There are tasks that need to take place within your cluster on an ad hoc basis. These tasks tend to have short lifetimes, an example might be “updating the schema in a database”.
Kubernetes offers two pathways to achieve this goal, both very similar, but differ in very subtle ways.
Jobs, and init containers.
Both of these pathways execute the same tasks, and, as will be seen further down, they both have similar definitions in manifests.
Jobs
A Kubernetes Job will execute a task as soon as it is loaded into the cluster.
This is the manifest I have for a container that I have defined elsewhere to have a certain set of commands be applied to it (basically, I have a container with Goose and netcat in it, an image of which is sent to my container repository, and this job ‘runs’ it with the commands).
The key things to note are that it’s a job, it has a name, a container image that it will interact with, some environment variables to be set on that container, and a set of commands that will be run on that container.
apiVersion: batch/v1
kind: Job
metadata:
name: accounts-schema-init
namespace: "$NAMESPACE"
spec:
template:
metadata:
name: accounts-schema
spec:
containers:
- name: accounts-schema
image: "onepage/accounts-schema:$TAG"
imagePullPolicy: "$IMAGEPULLPOLICY"
env:
- name: PGUSER
valueFrom:
secretKeyRef:
name: account-secret
key: username
- name: PGPASSWORD
valueFrom:
secretKeyRef:
name: account-secret
key: password
- name: PGDBNAME
value: "$DBNAME"
- name: PGHOST
value: "$HOST"
command:
- /bin/sh
- -c
- |
while ! nc -z "$PGHOST" "5432"; do
echo "Waiting for $PGHOST:5432 to become available..."
sleep 5
done
goose -v -dir=migrations postgres "user=$PGUSER dbname=$PGDBNAME password=$PGPASSWORD host=$PGHOST sslmode=disable" up;
restartPolicy: Never
Init containers
A bit of background first.

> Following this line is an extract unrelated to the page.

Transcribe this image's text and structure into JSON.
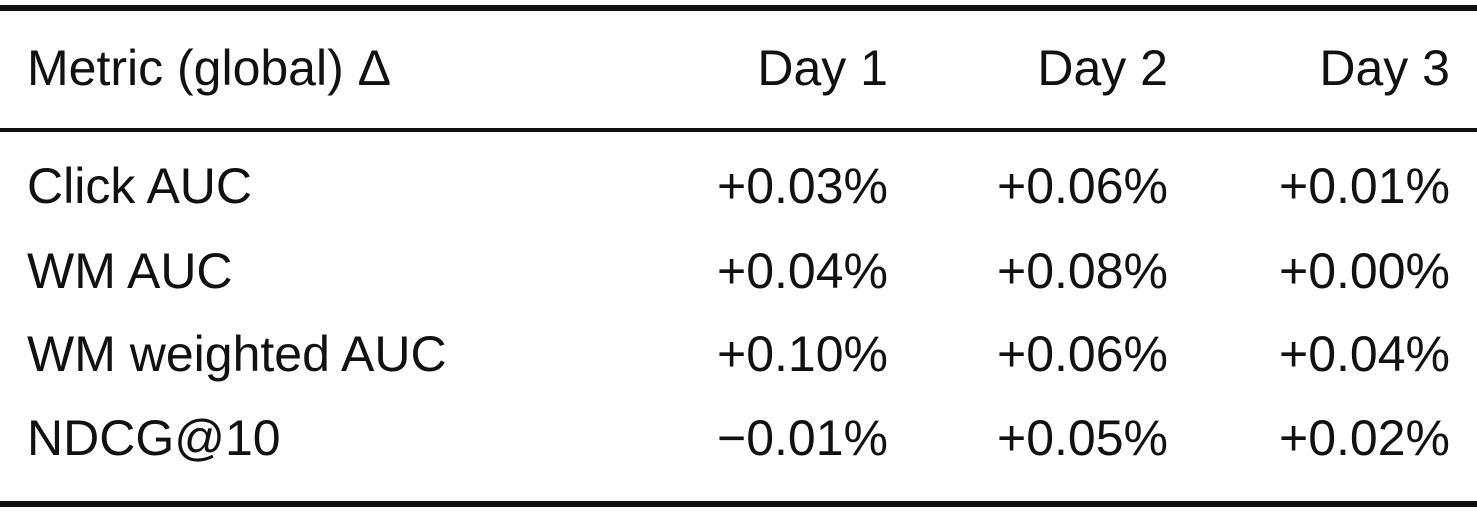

A Pod will have one or more containers in it that will run. However before those containers are loaded and run on that pod an init container can be run on that pod (and will exit before the main container(s) will run).

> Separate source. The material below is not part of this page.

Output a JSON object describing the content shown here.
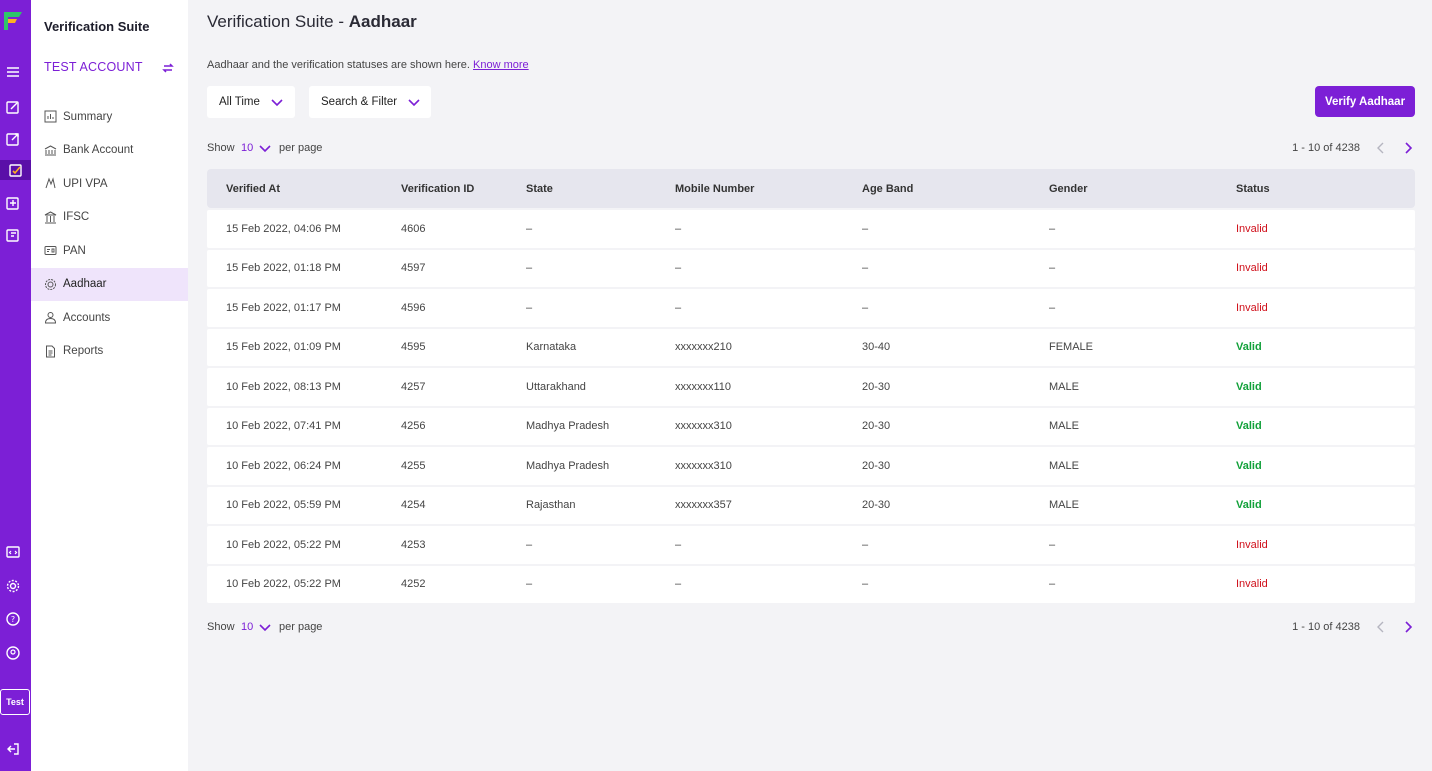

This means that when the deployment of the pod takes place then the init container will run in each pod before the main container(s) in the pod do, and we can run something very similar to the above job on the init container.
Note the manifest below, the key things are: It’s a deployment, with a name, a container image that it will work with (for the init container) as well as the main container, and a sidecar container (I know that it muddies things a bit to have it in the manifest, but it demonstrates that the containers in the pod each have different purposes).
The initContainer specification is almost identical to the job above.
apiVersion: apps/v1
kind: Deployment
metadata:
namespace: "$NAMESPACE"
name: accountserver
labels:
app: account
spec: # this is the specification of the deployment
replicas: $REPLICAS
selector:
matchLabels:
app: account
template:
metadata:
annotations: # inject linkerd into this pod.
linkerd.io/inject: enabled
labels:
app: account
spec: # this is the specification of the pods.
initContainers: # container that will run when this pod is initialised.
- name: accounts-schema
image: "onepage/accounts-schema:$TAG"
imagePullPolicy: "$IMAGEPULLPOLICY"
env:
- name: PGUSER
valueFrom:
secretKeyRef:
name: account-secret
key: username
- name: PGPASSWORD
valueFrom:
secretKeyRef:
name: account-secret
key: password
- name: PGDBNAME
value: "$DBNAME"
- name: PGHOST
value: "$HOST"
command:
- /bin/sh
- -c
- |
while ! nc -z "$PGHOST" "5432"; do
echo "Waiting for $PGHOST:5432 to become available..."
sleep 5
done
goose -v -dir=migrations postgres "user=$PGUSER dbname=$PGDBNAME password=$PGPASSWORD host=$PGHOST sslmode=disable" up;
containers:
- name: account
image: onepage/accounts
imagePullPolicy: "$IMAGEPULLPOLICY"
ports:
- containerPort: $TARGETPORT
env:
- name: PORT_NUM
value: "$TARGETPORT"
When to use which.
If they’re doing the same thing, why use one or the other? Or, When should one approach be used over the other?
In this case, migrating the schema of a database, we would use the initContainers
because it means that the coupling of the schema to a version of the application container is explicit, and, that when a new version of a container is rolled out that the schema will be in a proscribed state before that new container will begin its work.
However, there are times when out of band updates are required (eg. “Oh god, I rolled out a change to the cluster that needs to be undone without rolling out a new deployment” - nobody has ever encountered that… have they :). At that point a Job
is appropriate, pushing it into the cluster has an immediate effect.